COLUMBIA, S.C. – Homeland Security has given South Carolina another extension to make changes to state drivers licenses. Right now, your South Carolina ID isn’t compliant with the country’s “Real ID Act,” which was enacted after the 9-11 attacks.
For now, you can use your driver’s license to get access to state military bases and to fly from state to state, but if changes aren’t made by January 2018, your ID alone won’t get you past security.
Briefing the state Senate Transportation Committee, Wednesday, South Carolina DMV Director, Kevin Shwedo explained what’s behind an extension to bring state id’s into compliance.
“The desired end state with the Real ID Act is to ensure that all 50 states conform to the law before September 30th of 2020,” said Shwedo. “If that happens and we have compliant cards, then people will be able to gain access through that entire period and into the future.”
The Real ID Act of 2005 “set standards for the issuance of sources of identification.” This includes verifying the id of every license applicant, conducting background checks and installing anti-counterfeit technology on each card.

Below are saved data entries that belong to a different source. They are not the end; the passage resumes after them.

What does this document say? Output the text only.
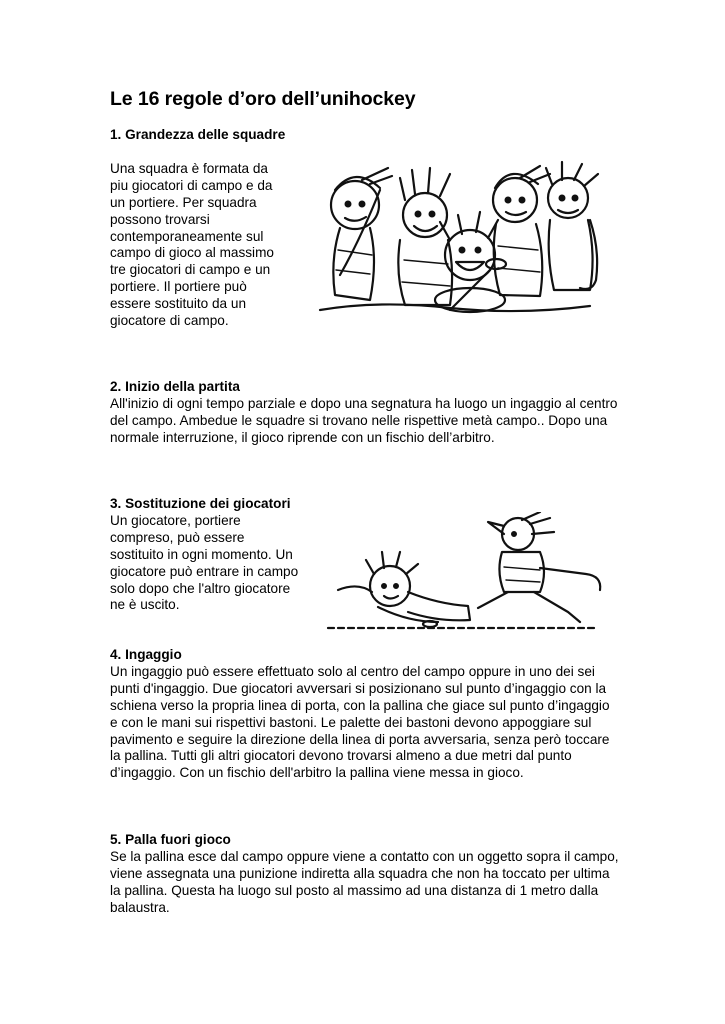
Le 16 regole d’oro dell’unihockey
1. Grandezza delle squadre

Una squadra è formata da piu giocatori di campo e da un portiere. Per squadra possono trovarsi contemporaneamente sul campo di gioco al massimo tre giocatori di campo e un portiere. Il portiere può essere sostituito da un giocatore di campo.

2. Inizio della partita

All'inizio di ogni tempo parziale e dopo una segnatura ha luogo un ingaggio al centro del campo. Ambedue le squadre si trovano nelle rispettive metà campo.. Dopo una normale interruzione, il gioco riprende con un fischio dell’arbitro.

3. Sostituzione dei giocatori

Un giocatore, portiere compreso, può essere sostituito in ogni momento. Un giocatore può entrare in campo solo dopo che l'altro giocatore ne è uscito.

4. Ingaggio

Un ingaggio può essere effettuato solo al centro del campo oppure in uno dei sei punti d'ingaggio. Due giocatori avversari si posizionano sul punto d’ingaggio con la schiena verso la propria linea di porta, con la pallina che giace sul punto d’ingaggio e con le mani sui rispettivi bastoni. Le palette dei bastoni devono appoggiare sul pavimento e seguire la direzione della linea di porta avversaria, senza però toccare la pallina. Tutti gli altri giocatori devono trovarsi almeno a due metri dal punto d’ingaggio. Con un fischio dell'arbitro la pallina viene messa in gioco.

5. Palla fuori gioco

Se la pallina esce dal campo oppure viene a contatto con un oggetto sopra il campo, viene assegnata una punizione indiretta alla squadra che non ha toccato per ultima la pallina. Questa ha luogo sul posto al massimo ad una distanza di 1 metro dalla balaustra.
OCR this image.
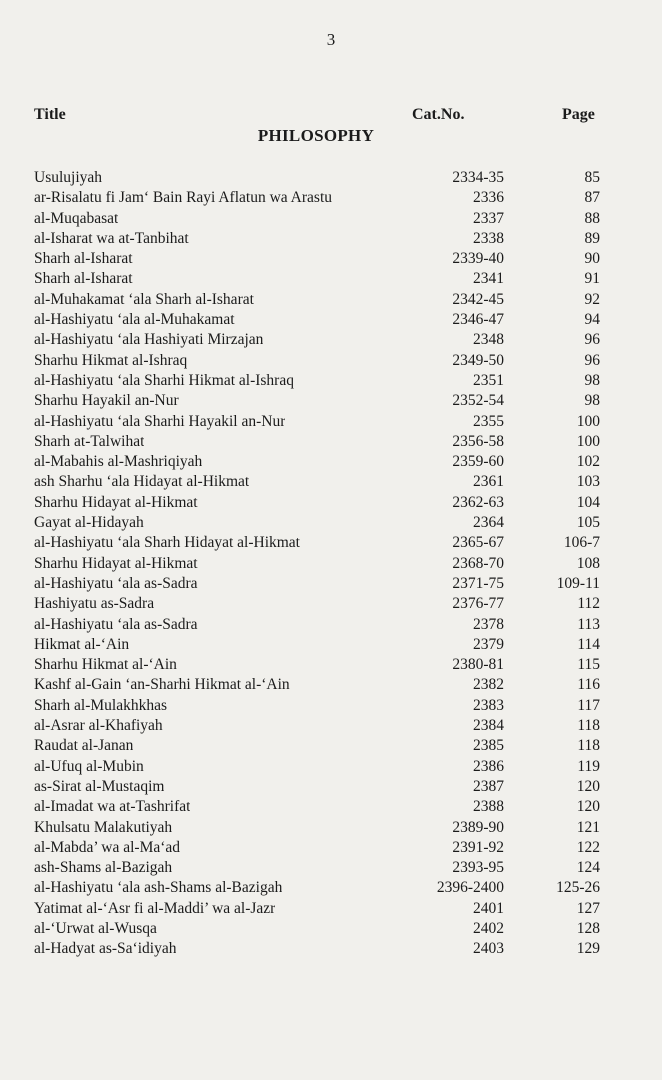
3
Title	Cat.No.	Page
PHILOSOPHY
Usulujiyah	2334-35	85
ar-Risalatu fi Jam‘ Bain Rayi Aflatun wa Arastu	2336	87
al-Muqabasat	2337	88
al-Isharat wa at-Tanbihat	2338	89
Sharh al-Isharat	2339-40	90
Sharh al-Isharat	2341	91
al-Muhakamat ‘ala Sharh al-Isharat	2342-45	92
al-Hashiyatu ‘ala al-Muhakamat	2346-47	94
al-Hashiyatu ‘ala Hashiyati Mirzajan	2348	96
Sharhu Hikmat al-Ishraq	2349-50	96
al-Hashiyatu ‘ala Sharhi Hikmat al-Ishraq	2351	98
Sharhu Hayakil an-Nur	2352-54	98
al-Hashiyatu ‘ala Sharhi Hayakil an-Nur	2355	100
Sharh at-Talwihat	2356-58	100
al-Mabahis al-Mashriqiyah	2359-60	102
ash Sharhu ‘ala Hidayat al-Hikmat	2361	103
Sharhu Hidayat al-Hikmat	2362-63	104
Gayat al-Hidayah	2364	105
al-Hashiyatu ‘ala Sharh Hidayat al-Hikmat	2365-67	106-7
Sharhu Hidayat al-Hikmat	2368-70	108
al-Hashiyatu ‘ala as-Sadra	2371-75	109-11
Hashiyatu as-Sadra	2376-77	112
al-Hashiyatu ‘ala as-Sadra	2378	113
Hikmat al-‘Ain	2379	114
Sharhu Hikmat al-‘Ain	2380-81	115
Kashf al-Gain ‘an-Sharhi Hikmat al-‘Ain	2382	116
Sharh al-Mulakhkhas	2383	117
al-Asrar al-Khafiyah	2384	118
Raudat al-Janan	2385	118
al-Ufuq al-Mubin	2386	119
as-Sirat al-Mustaqim	2387	120
al-Imadat wa at-Tashrifat	2388	120
Khulsatu Malakutiyah	2389-90	121
al-Mabda’ wa al-Ma‘ad	2391-92	122
ash-Shams al-Bazigah	2393-95	124
al-Hashiyatu ‘ala ash-Shams al-Bazigah	2396-2400	125-26
Yatimat al-‘Asr fi al-Maddi’ wa al-Jazr	2401	127
al-‘Urwat al-Wusqa	2402	128
al-Hadyat as-Sa‘idiyah	2403	129
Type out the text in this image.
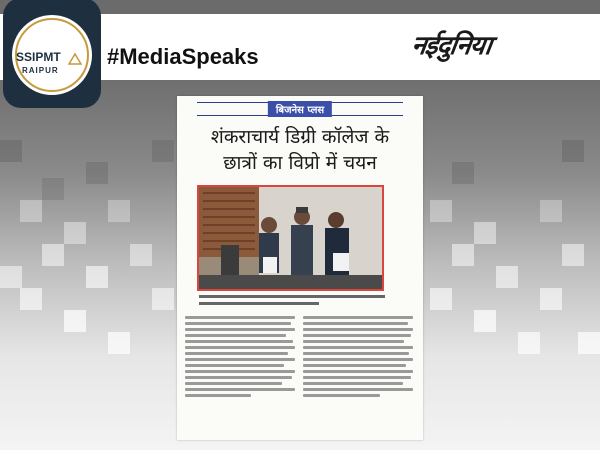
SSIPMT
RAIPUR
#MediaSpeaks	नईदुनिया
बिजनेस प्लस
शंकराचार्य डिग्री कॉलेज के
छात्रों का विप्रो में चयन
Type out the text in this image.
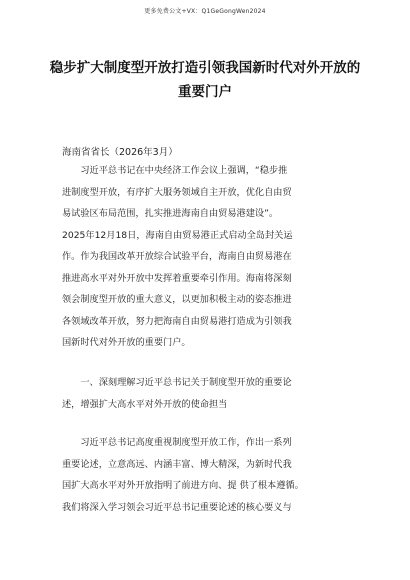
更多免费公文+VX：Q1GeGongWen2024
稳步扩大制度型开放打造引领我国新时代对外开放的
重要门户
海南省省长（2026年3月）
　　习近平总书记在中央经济工作会议上强调，“稳步推
进制度型开放，有序扩大服务领域自主开放，优化自由贸
易试验区布局范围，扎实推进海南自由贸易港建设”。
2025年12月18日，海南自由贸易港正式启动全岛封关运
作。作为我国改革开放综合试验平台，海南自由贸易港在
推进高水平对外开放中发挥着重要牵引作用。海南将深刻
领会制度型开放的重大意义，以更加积极主动的姿态推进
各领域改革开放，努力把海南自由贸易港打造成为引领我
国新时代对外开放的重要门户。
　　一、深刻理解习近平总书记关于制度型开放的重要论
述，增强扩大高水平对外开放的使命担当
　　习近平总书记高度重视制度型开放工作，作出一系列
重要论述，立意高远、内涵丰富、博大精深，为新时代我
国扩大高水平对外开放指明了前进方向、提 供了根本遵循。
我们将深入学习领会习近平总书记重要论述的核心要义与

The law hasn’t been a popular one in South Carolina, with some lawmakers calling it government overreach.
The State newspaper reports that in December meetings between Lt Governor Henry McMaster and military officials, they discussed the “headaches” the state could face if they didn’t comply with law. This includes denied civilian access to South Carolina military bases to make deliveries or do construction and the inability to use a driver’s license as an approved id to fly.
In a statement, Senator Larry Grooms who heads the Senate Transportation Committee said, “We look forward to working with the new administration to continue our common sense approach that we use here in South Carolina. Mr. Trump’s presidency cannot come soon enough.”